Existing SM shareholders hold a total of 592 million shares. At a current pre-bid market price of 9.16 per share, the market capitalization of SM stands at 5422.7 MEUR. From the merger sales could increase by 5% per year and fixed production costs in SM cut by -2.5% from current level.
On top of the operative improvements, financial synergies could be exploited by levering up SM to a 65% target (market) Debt/Value-ratio from the current unlevered financial structure of the stand-alone SM. Debt raised is planned to be used to repurchase shares.
According to an estimation, a merger at a bid price corresponding to an EV/EBIT-multiple of 20.6 could be fair and attractive from the SM shareholders point of view given that the actual share price is now 9.16 per share corresponding to an EV/EBIT-multiple of 17.2 (= 592*9.16/315.8). The valuation multiple corresponds to an offer price of 11 per share, for 100% of SM stock. Total value of the bid is 592*11=6512 MEUR (EV/EBIT-multiple 6512/315.8 =20.6). Alternatively, FCG could offer SM shareholders the equivalent monetary amount paid in FCG stock instead of cash a stock rather than cash deal.
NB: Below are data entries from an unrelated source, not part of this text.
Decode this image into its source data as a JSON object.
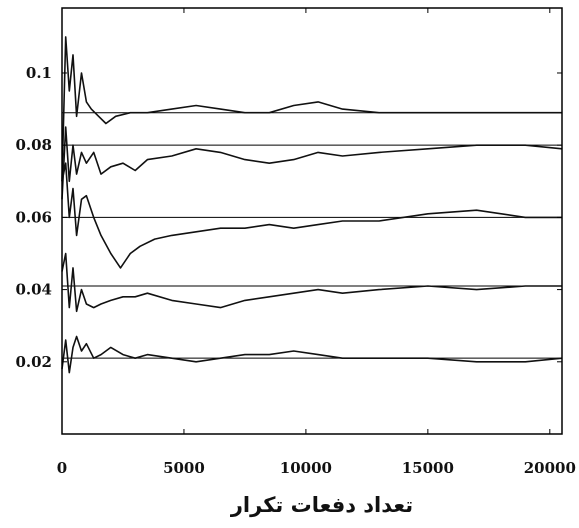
{
  "chart_data": {
    "type": "line",
    "title": "",
    "xlabel": "تعداد دفعات تکرار",
    "ylabel": "",
    "xlim": [
      0,
      20500
    ],
    "ylim": [
      0.0,
      0.118
    ],
    "x_ticks": [
      0,
      5000,
      10000,
      15000,
      20000
    ],
    "x_tick_labels": [
      "0",
      "5000",
      "10000",
      "15000",
      "20000"
    ],
    "y_ticks": [
      0.02,
      0.04,
      0.06,
      0.08,
      0.1
    ],
    "y_tick_labels": [
      "0.02",
      "0.04",
      "0.06",
      "0.08",
      "0.1"
    ],
    "grid": false,
    "reference_lines": [
      0.021,
      0.041,
      0.06,
      0.08,
      0.089
    ],
    "series": [
      {
        "x": [
          0,
          150,
          300,
          450,
          600,
          800,
          1000,
          1200,
          1500,
          1800,
          2200,
          2800,
          3500,
          4500,
          5500,
          6500,
          7500,
          8500,
          9500,
          10500,
          11500,
          13000,
          15000,
          17000,
          19000,
          20500
        ],
        "values": [
          0.07,
          0.11,
          0.095,
          0.105,
          0.088,
          0.1,
          0.092,
          0.09,
          0.088,
          0.086,
          0.088,
          0.089,
          0.089,
          0.09,
          0.091,
          0.09,
          0.089,
          0.089,
          0.091,
          0.092,
          0.09,
          0.089,
          0.089,
          0.089,
          0.089,
          0.089
        ]
      },
      {
        "x": [
          0,
          150,
          300,
          450,
          600,
          800,
          1000,
          1300,
          1600,
          2000,
          2500,
          3000,
          3500,
          4500,
          5500,
          6500,
          7500,
          8500,
          9500,
          10500,
          11500,
          13000,
          15000,
          17000,
          19000,
          20500
        ],
        "values": [
          0.065,
          0.085,
          0.07,
          0.08,
          0.072,
          0.078,
          0.075,
          0.078,
          0.072,
          0.074,
          0.075,
          0.073,
          0.076,
          0.077,
          0.079,
          0.078,
          0.076,
          0.075,
          0.076,
          0.078,
          0.077,
          0.078,
          0.079,
          0.08,
          0.08,
          0.079
        ]
      },
      {
        "x": [
          0,
          150,
          300,
          450,
          600,
          800,
          1000,
          1300,
          1600,
          2000,
          2400,
          2800,
          3200,
          3800,
          4500,
          5500,
          6500,
          7500,
          8500,
          9500,
          10500,
          11500,
          13000,
          15000,
          17000,
          19000,
          20500
        ],
        "values": [
          0.07,
          0.075,
          0.06,
          0.068,
          0.055,
          0.065,
          0.066,
          0.06,
          0.055,
          0.05,
          0.046,
          0.05,
          0.052,
          0.054,
          0.055,
          0.056,
          0.057,
          0.057,
          0.058,
          0.057,
          0.058,
          0.059,
          0.059,
          0.061,
          0.062,
          0.06,
          0.06
        ]
      },
      {
        "x": [
          0,
          150,
          300,
          450,
          600,
          800,
          1000,
          1300,
          1600,
          2000,
          2500,
          3000,
          3500,
          4500,
          5500,
          6500,
          7500,
          8500,
          9500,
          10500,
          11500,
          13000,
          15000,
          17000,
          19000,
          20500
        ],
        "values": [
          0.045,
          0.05,
          0.035,
          0.046,
          0.034,
          0.04,
          0.036,
          0.035,
          0.036,
          0.037,
          0.038,
          0.038,
          0.039,
          0.037,
          0.036,
          0.035,
          0.037,
          0.038,
          0.039,
          0.04,
          0.039,
          0.04,
          0.041,
          0.04,
          0.041,
          0.041
        ]
      },
      {
        "x": [
          0,
          150,
          300,
          450,
          600,
          800,
          1000,
          1300,
          1600,
          2000,
          2500,
          3000,
          3500,
          4500,
          5500,
          6500,
          7500,
          8500,
          9500,
          10500,
          11500,
          13000,
          15000,
          17000,
          19000,
          20500
        ],
        "values": [
          0.018,
          0.026,
          0.017,
          0.024,
          0.027,
          0.023,
          0.025,
          0.021,
          0.022,
          0.024,
          0.022,
          0.021,
          0.022,
          0.021,
          0.02,
          0.021,
          0.022,
          0.022,
          0.023,
          0.022,
          0.021,
          0.021,
          0.021,
          0.02,
          0.02,
          0.021
        ]
      }
    ]
  }
}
A risk analysis suggests that a market value-based target net Debt/Value-ratio of 65% is considered. This ratio is assumed to be maintained over time. The proceeds from all debt sales are used to repurchase shares, at fair market value. The financial leverage from 65% D/V ratio is expected to lead to SM bonds being rated in Moodys class A2 (see picture 1). The bonds expected loss rate to bond investors in the event of a default is estimated as 60%.